DEFEAT. 026 – Family Ties
[DEFEAT. is Rendar Frankenstein’s truest attempt at fiction. Presented in weekly episodes, the novella tells the tale of Daryl Millar – a hero who dies at the intersection of pop culture, science-fiction, war epic, and fantasy]
December 10th, 1964
Mother,
It’s been nine years since I wrote you last. I’m sure it comes as no surprise, but I’ve spent a good many number of these in anger. Towards you, that is, as well as your refusal to support my marriage. I understood why you might have been put off with my decision to wed Lukas, but I guess I had hoped you would put aside your disapproval for my sake.
After all, what’s a family if not a collection of people who tolerate disappointment for the sake of solidarity?
Instead, you decided to cast me out of your life. And while we’d never been especially close, I found myself taken aback. You severed the ties completely. And for…for what?

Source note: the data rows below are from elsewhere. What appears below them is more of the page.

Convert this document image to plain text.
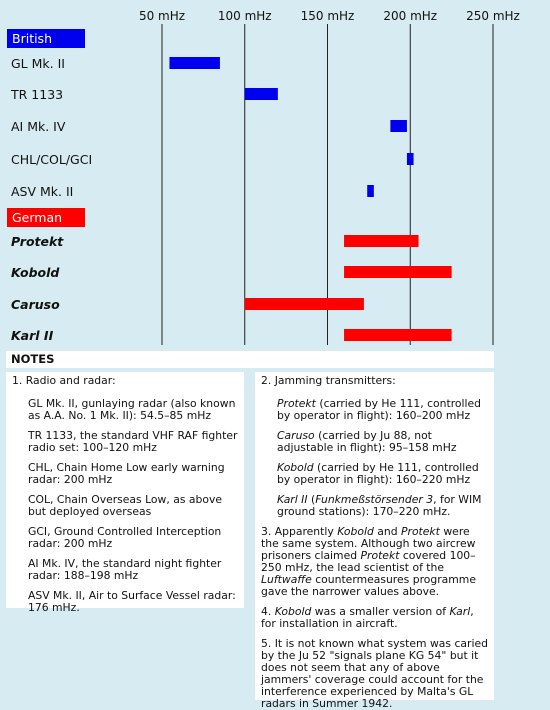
50 mHz	100 mHz 150 mHz 200 mHz 250 mHz
British
GL Mk. II
TR 1133
AI Mk. IV
CHL/COL/GCI
ASV Mk. II
German
Protekt
Kobold
Caruso
Karl II
NOTES

1. Radio and radar:

GL Mk. II, gunlaying radar (also known as A.A. No. 1 Mk. II): 54.5–85 mHz

TR 1133, the standard VHF RAF fighter radio set: 100–120 mHz

CHL, Chain Home Low early warning radar: 200 mHz

COL, Chain Overseas Low, as above but deployed overseas

GCI, Ground Controlled Interception radar: 200 mHz

AI Mk. IV, the standard night fighter radar: 188–198 mHz

ASV Mk. II, Air to Surface Vessel radar: 176 mHz.

2. Jamming transmitters:

Protekt (carried by He 111, controlled by operator in flight): 160–200 mHz

Caruso (carried by Ju 88, not adjustable in flight): 95–158 mHz

Kobold (carried by He 111, controlled by operator in flight): 160–220 mHz

Karl II (Funkmeßstörsender 3, for WIM ground stations): 170–220 mHz.

3. Apparently Kobold and Protekt were the same system. Although two aircrew prisoners claimed Protekt covered 100–250 mHz, the lead scientist of the Luftwaffe countermeasures programme gave the narrower values above.

4. Kobold was a smaller version of Karl, for installation in aircraft.

5. It is not known what system was caried by the Ju 52 "signals plane KG 54" but it does not seem that any of above jammers' coverage could account for the interference experienced by Malta's GL radars in Summer 1942.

During those tranquil pre-war years, I always suspected that you loved Bill more than you loved me. More than your own daughter. Whenever he and I visited, you ignored my presence. On those occasions in which I came alone, his absence was dutifully noted. At the time, perhaps as a matter of self-preservation, I convinced myself that I should just be pleased to have a mother who favored my fiancé.
I now realize that when William Jonas died, so did your interest in me. Bill was an incredible human being — a generous man through and through. The first love of my life. Someone who changed my life in too many ways to list. But the fact of the matter is that he didn’t come back from the Pacific. He nobly sacrificed himself to save Clark Millar, his best friend and longtime confidant. I’m convinced that if anyone were to know what Bill would’ve wanted, it’s Clark — so your condemnations ring a bit hollow considering the fact that Clark not only attended my wedding, but walked me down the aisle.
Hate Lukas if you must. Hell, hate me if you want. Just don’t invoke the name of a dead man who, truthfully, would probably be glad to know that I’m healthy and happy. Both of which are attributes that, if I had to guess, I’d say you’re a stranger to these days.
Well, there it is — yet again I sit down to write you a short note and end up scrawling some sort of aimless manifesto. But I suppose all manifestos are aimless, otherwise they’d hit their targets and become laws. Anyways, here’s the point of this letter — you are now a grandmother. Five days ago I gave birth to a beautiful baby girl. Her name is Evelyn. Although it’s early yet, Evelyn has settled in well at home — she’s been sleeping through the night, eating well, and hardly raising a complaint.
Even more impressive is how well she has been received by Reilly. He’s in a miraculous state of health and isn’t the least bit jealous of our new arrival. He’s so even tempered around the baby, treating her gently and even coming to her side when she cries. Bill would be proud.
I don’t expect you to write back. And I don’t expect you to visit. But I felt that I owed you the courtesy of telling you that you’re now a grandmother. Take the information and do with it whatever you please.